By Ryan Isakow
9 months after relinquishing his Senatorial office to Elizabeth Warren, Scott Brown is making the rounds to Iowa, implying a possible presidential run. This is the latest of a series of hints from Brown about a return to political office; other possibilities include Governor of Massachusetts and Senator for New Hampshire (Brown has a second home in the granite state). The speculation over a return to office has brought national media attention back to Brown after a post-election fall of coverage.
After almost entirely disappearing from the national media, Scott Brown is once again creating buzz for himself.
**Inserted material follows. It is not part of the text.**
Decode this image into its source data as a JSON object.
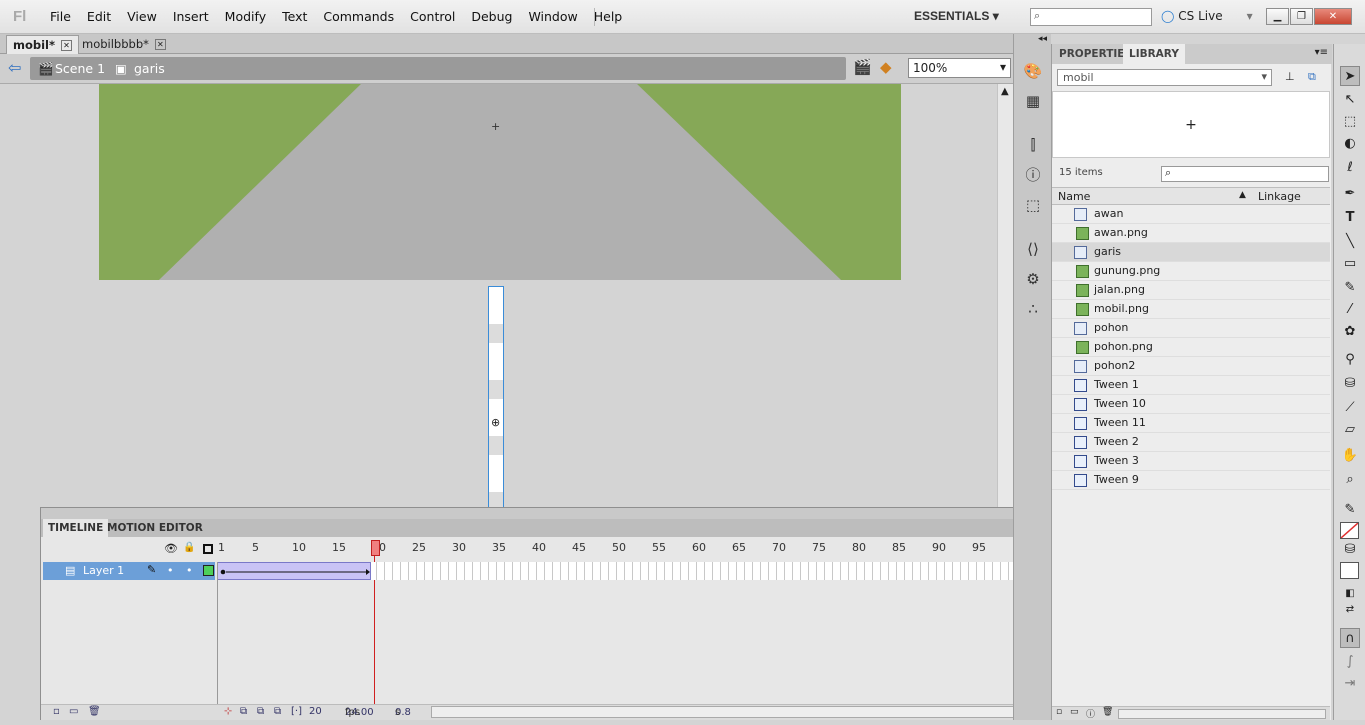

This is no small feat – after losing a high profile election, it’s usually difficult for candidates to stay relevant. Scott Brown has also managed to stem the bleeding in his number of Facebook followers, accrued thanks in part to the large outside Tea Party support during his 2010 election.
After gaining 70,000 followers in the run-up to the election, Brown lost 10,000 likes between the election and April. He’s almost closed the gap, and as speculation over a possible run increases he should be able to leverage publicity into a renewed social media presence.
Scott Brown’s biggest challenge since he lost the 2012 election is figuring out where he can reenter politics. A return to the Senate from Massachusetts seems unlikely; the next election would be 2014 against Ed Markey, who has been in Congress for decades and has a strong base of support. In addition, it is hard to imagine Brown getting the same out of state grassroots support he got in 2010, during the height of the health care debate.
New Hampshire provides a safer ground, but bringing a political career between states is difficult at best – James Shields is the last person to serve in multiple Senate delegations, representing Illinois in 1849, Minnesota in 1858, and Missouri in 1879. Waitman Thomas Willey also served as Senator for both Virginia in 1861 and West Virginia in 1863. Unfortunately for Brown, the lack of civil wars and the direct election of Senators make a similar feat unlikely.
This leaves him with Governor or President. Massachusetts Governor Deval Patrick is not running for reelection, offering an open seat for Brown to try and renew his political career. Running for President offers a competitive Republican primary with the added bonus of running as a recently defeated Senator with less than two years spent actually in office – half as much as Barack Obama when he was elected president. If I were Scott Brown, I know what I would pick.
We’ll be keeping an eye on Scott Brown’s attempt to reenter public service. Wherever that may be.